Yugoslavia Agriculture
Yugoslavia has abundant fertile farmland. Throughout the
postwar period, the private sector predominated in both amount of
land tilled and production. In 1987 the 2.6 million privately
owned farms in Yugoslavia accounted for 84 percent of all
agricultural land. The social sector in agriculture included
large agroindustrial complexes, or combines, which also processed
the food they produced and dominated the food processing
industry. The agricultural social sector also included state
farms, owned and operated directly by the state, and general
agricultural cooperatives. Most of the farms in the social sector
were located in the north, in the Pannonian Plains of Vojvodina
and eastern Croatia. All government agricultural investments and
subsidies were reserved for state farms and general agricultural
cooperatives; this meant that social sector farming was usually
more efficient and more technologically advanced than private
sector farming (see
table 14, Appendix).
Over 65 percent of arable land in Yugoslavia was devoted to
the cultivation of cereals, particularly corn, wheat, and rye.
The principal nonfood crop was tobacco, which supplied the
domestic cigarette industry; hemp, cotton, and hops also were
widely cultivated and processed domestically. Almost all the
cotton and more than half of the tobacco came from Macedonia,
while more than 60 percent of hops were grown in Slovenia.
Cooperative farms on the Pannonian Plains produced corn, wheat,
sugar beets, potatoes, and sunflowers. All regions of the country
produced wine, each area with its own characteristic varieties.
Yugoslavia was also known for cultivation of orchard fruits,
particularly plums, apples, pears, and peaches.
Pigs, sheep, horses, and cattle were the main types of
livestock raised in Yugoslavia. Pigs and poultry were raised for
meat, cattle for meat and dairy products, sheep mainly for wool.
Serbia was the largest pig-breeding area; the large Muslim
populations of Bosnia and Hercegovina and Kosovo limited pig
breeding in those regions. Sheep raising was centered in the
uplands of Serbia and Macedonia, beef and dairy cattle in the
northern republics and Bosnia and Hercegovina. Live animals and
meat products were two of Yugoslavia's largest export items in
the late 1980s.
Irrigation, flood control, drainage works, and facilities for
produce distribution and storage were adequate only in some
regions of Yugoslavia in 1990. Construction of such agricultural
infrastructure required heavy capital expenditure that was often
unavailable because of the chronic undercapitalization of
Yugoslav agriculture. Thus, Yugoslav farming enterprises remained
highly vulnerable to weather conditions in the 1980s. For this
reason, and because of population growth and higher nutritional
expectations after World War II, Yugoslavia was a net importer of
agricultural products through the entire postwar period. The
United States, the Soviet Union, Australia, and Canada were
Yugoslavia's main suppliers of food, mostly grain.

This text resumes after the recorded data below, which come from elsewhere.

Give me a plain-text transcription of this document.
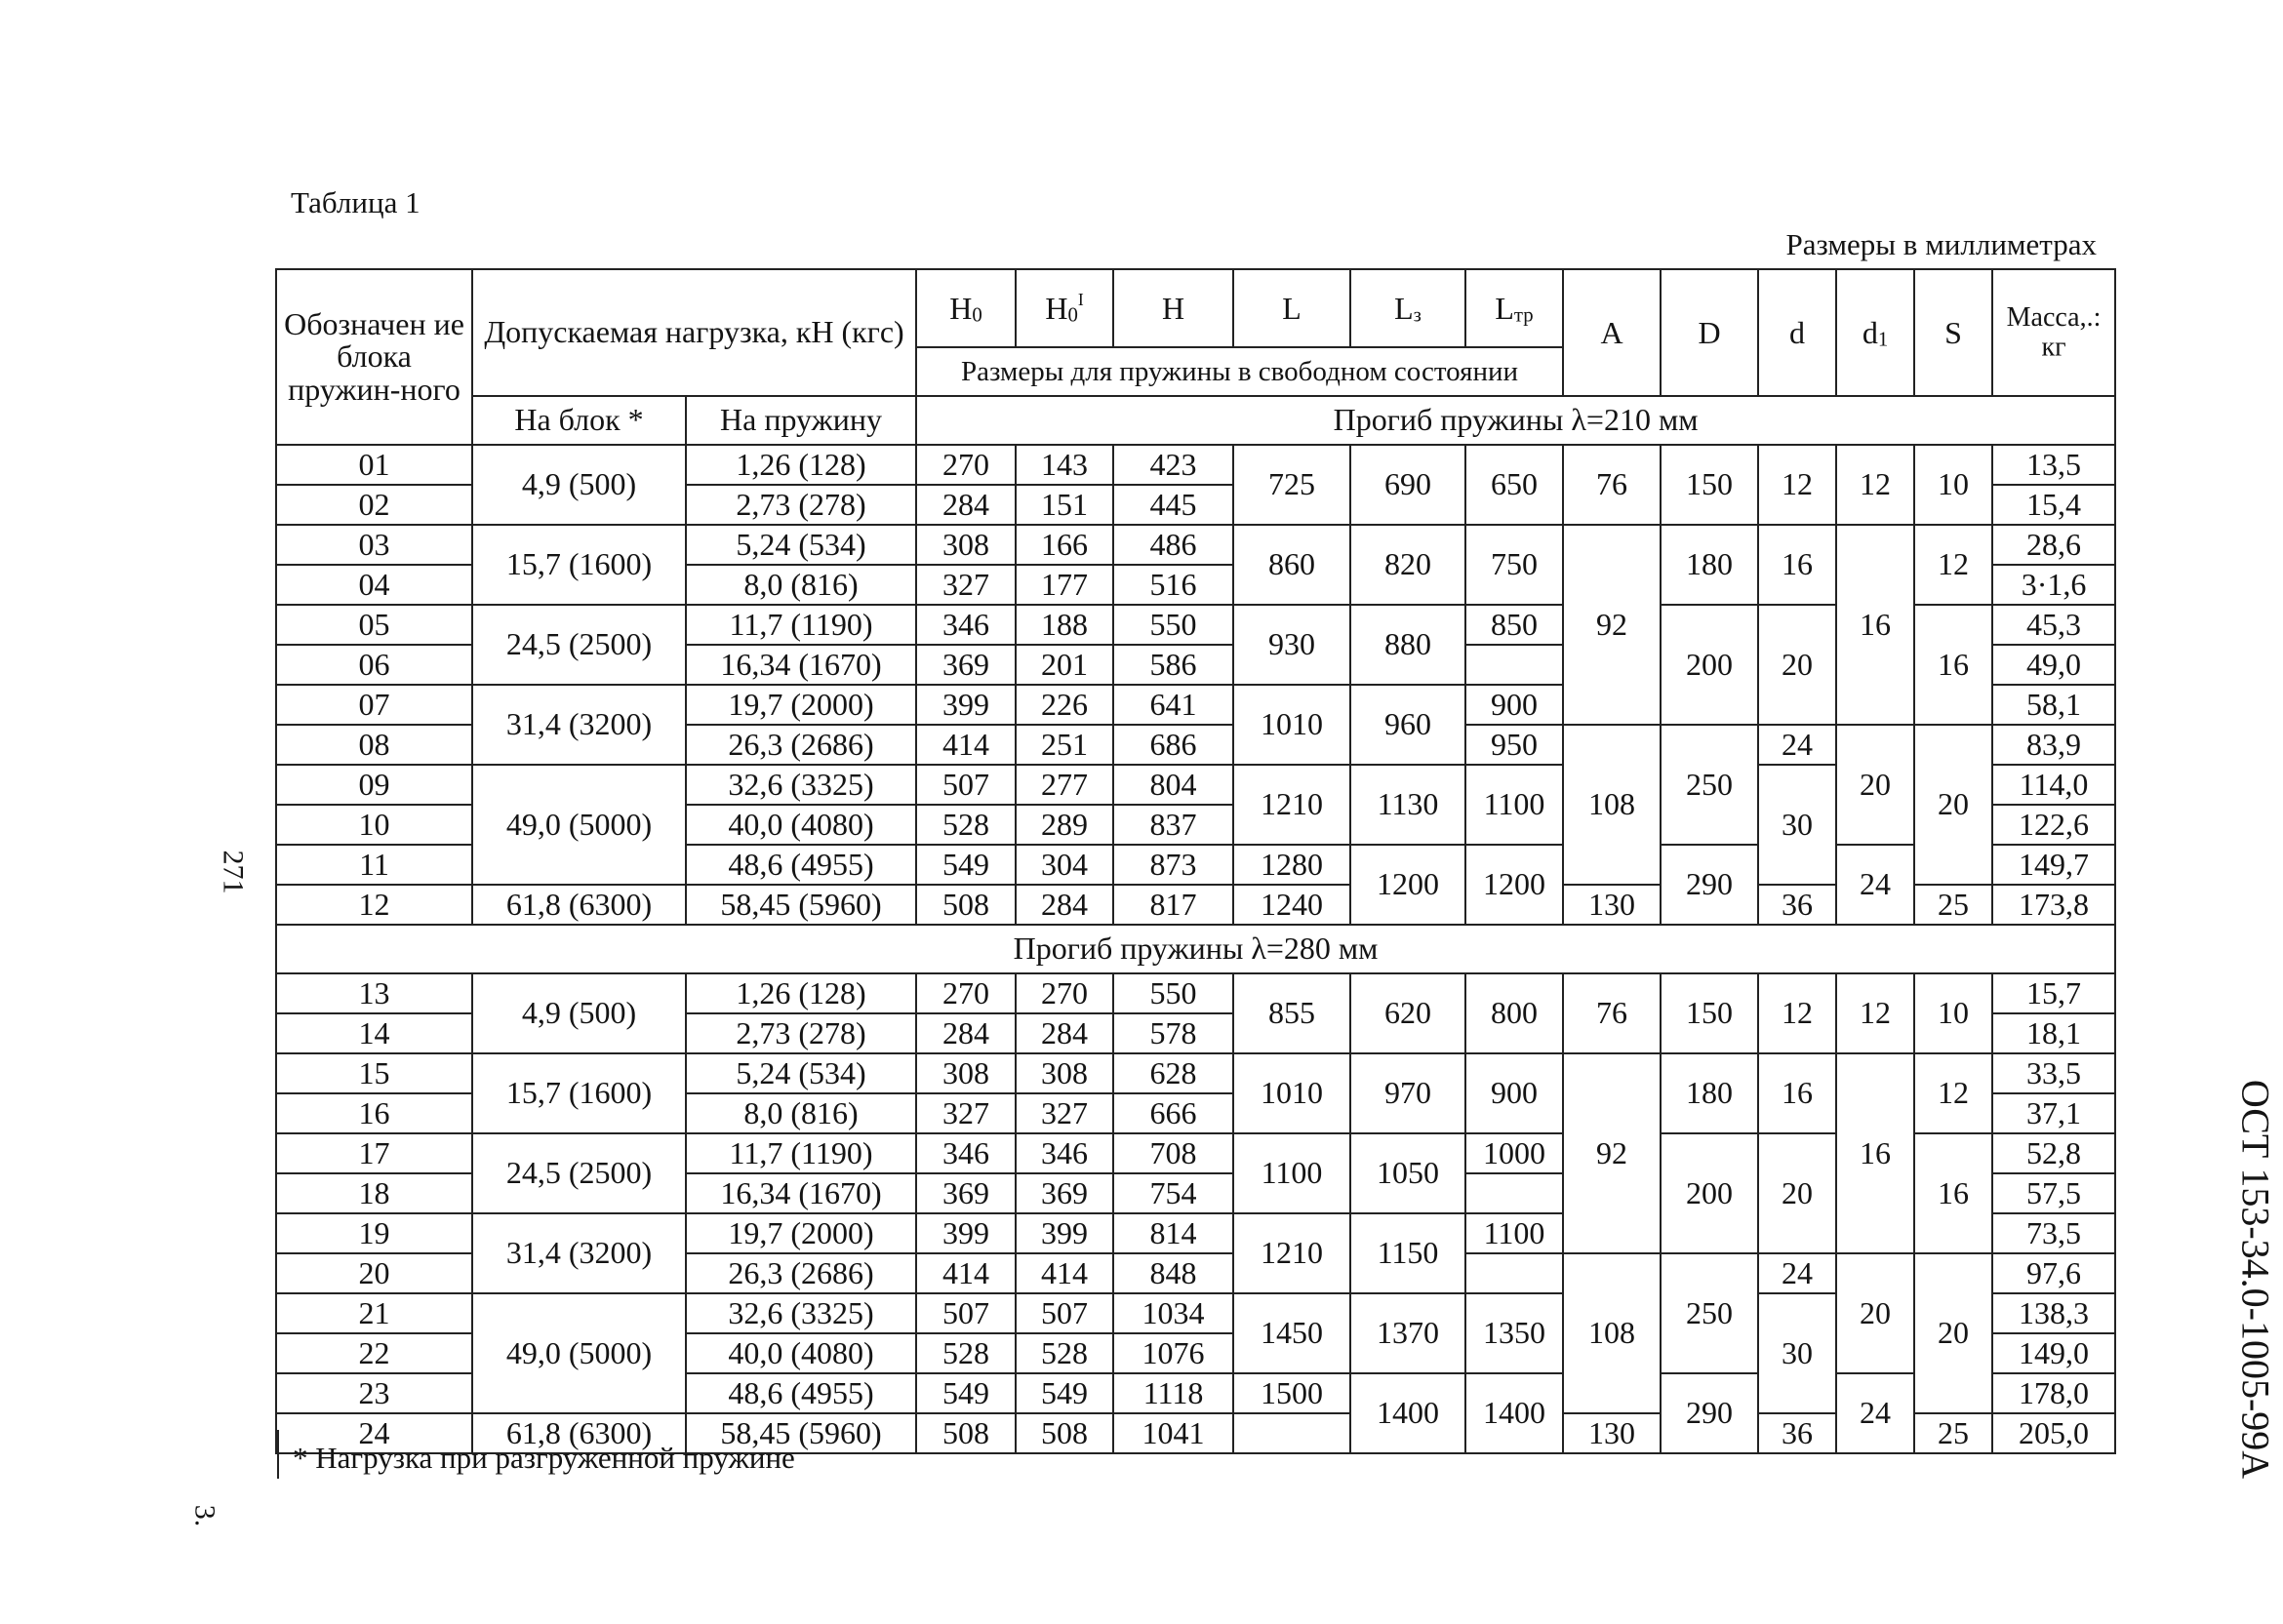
Таблица 1
Размеры в миллиметрах
Обозначен ие блока пружин-ного	Допускаемая нагрузка, кН (кгс)		H0	$H0^I$	H	L	Lз	Lтр	A	D	d	d1	S	Масса,.: кг
			Размеры для пружины в свободном состоянии											
	На блок *	На пружину	Прогиб пружины λ=210 мм											
01	4,9 (500)	1,26 (128)	270	143	423	725	690	650	76	150	12	12	10	13,5
02		2,73 (278)	284	151	445									15,4
03	15,7 (1600)	5,24 (534)	308	166	486	860	820	750	92	180	16	16	12	28,6
04		8,0 (816)	327	177	516									3·1,6
05	24,5 (2500)	11,7 (1190)	346	188	550	930	880	850		200	20		16	45,3
06		16,34 (1670)	369	201	586									49,0
07	31,4 (3200)	19,7 (2000)	399	226	641	1010	960	900						58,1
08		26,3 (2686)	414	251	686			950	108	250	24	20	20	83,9
09	49,0 (5000)	32,6 (3325)	507	277	804	1210	1130	1100			30			114,0
10		40,0 (4080)	528	289	837									122,6
11		48,6 (4955)	549	304	873	1280	1200	1200		290		24		149,7
12	61,8 (6300)	58,45 (5960)	508	284	817	1240			130		36		25	173,8
Прогиб пружины λ=280 мм														
13	4,9 (500)	1,26 (128)	270	270	550	855	620	800	76	150	12	12	10	15,7
14		2,73 (278)	284	284	578									18,1
15	15,7 (1600)	5,24 (534)	308	308	628	1010	970	900	92	180	16	16	12	33,5
16		8,0 (816)	327	327	666									37,1
17	24,5 (2500)	11,7 (1190)	346	346	708	1100	1050	1000		200	20		16	52,8
18		16,34 (1670)	369	369	754									57,5
19	31,4 (3200)	19,7 (2000)	399	399	814	1210	1150	1100						73,5
20		26,3 (2686)	414	414	848				108	250	24	20	20	97,6
21	49,0 (5000)	32,6 (3325)	507	507	1034	1450	1370	1350			30			138,3
22		40,0 (4080)	528	528	1076									149,0
23		48,6 (4955)	549	549	1118	1500	1400	1400		290		24		178,0
24	61,8 (6300)	58,45 (5960)	508	508	1041				130		36		25	205,0
* Нагрузка при разгруженной пружине
271
ОСТ 153-34.0-1005-99А
3.
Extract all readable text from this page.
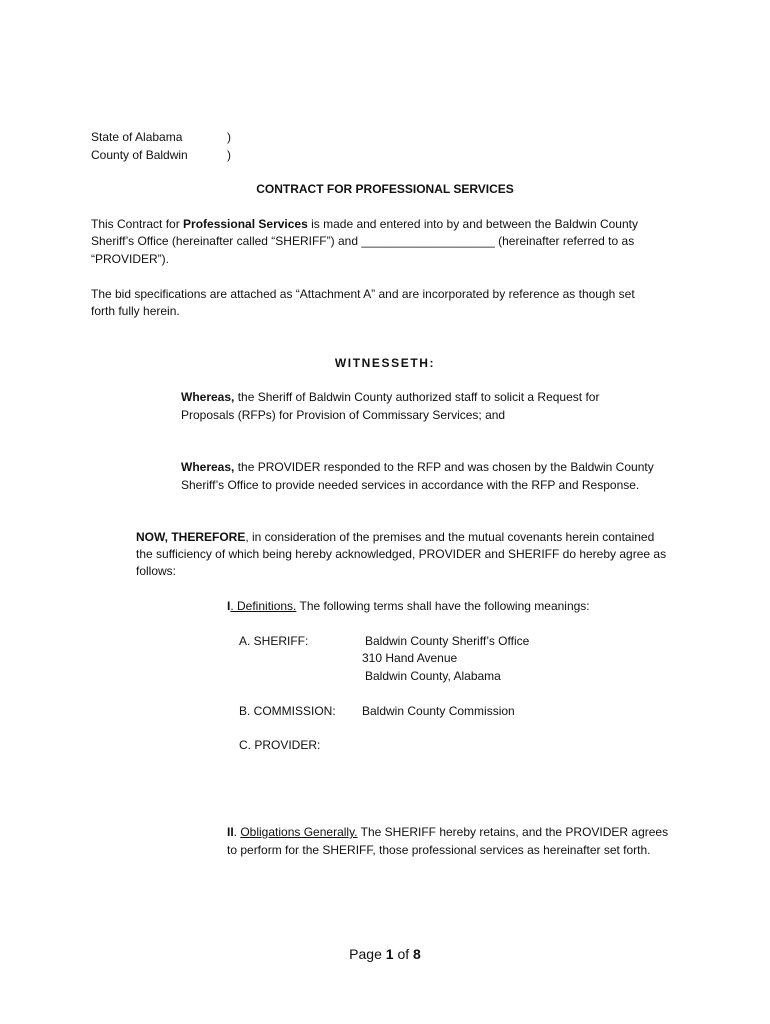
State of Alabama	)
County of Baldwin	)
CONTRACT FOR PROFESSIONAL SERVICES
This Contract for Professional Services is made and entered into by and between the Baldwin County
Sheriff’s Office (hereinafter called “SHERIFF”) and ____________________ (hereinafter referred to as
“PROVIDER”).
The bid specifications are attached as “Attachment A” and are incorporated by reference as though set
forth fully herein.
WITNESSETH:
Whereas, the Sheriff of Baldwin County authorized staff to solicit a Request for
Proposals (RFPs) for Provision of Commissary Services; and
Whereas, the PROVIDER responded to the RFP and was chosen by the Baldwin County
Sheriff’s Office to provide needed services in accordance with the RFP and Response.
NOW, THEREFORE, in consideration of the premises and the mutual covenants herein contained
the sufficiency of which being hereby acknowledged, PROVIDER and SHERIFF do hereby agree as
follows:
I. Definitions. The following terms shall have the following meanings:
A. SHERIFF:	Baldwin County Sheriff’s Office
310 Hand Avenue
Baldwin County, Alabama
B. COMMISSION: Baldwin County Commission
C. PROVIDER:
II. Obligations Generally. The SHERIFF hereby retains, and the PROVIDER agrees
to perform for the SHERIFF, those professional services as hereinafter set forth.
Page 1 of 8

In the 1980s, the Yugoslav agricultural sector performed
inefficiently. The food distribution system was weak, farm
incomes were low, and until the 1990 reform agricultural prices
were under strict control. Moreover, because most investment
funds were earmarked for the social sector, state farms showed
higher yields than farms in the much larger private sector. State
agricultural investment policy thus prevented application of
modern agricultural methods in over 80 percent of agricultural
activity, resulting in inefficient use of large amounts of
agricultural machinery and artificial fertilizers. The
longstanding imbalance of agricultural investment and the
importance of the private sector were recognized in the 1980s by
the federal government
Green Plans (see Glossary), which devoted
special attention and funding to agriculture and officially
recognized the private sector as the most important supplier of
farm produce. The Green Plans did increase crop yields somewhat,
but in the late 1980s they were unable to overcome the inherent
weakness of investment and infrastructure policy.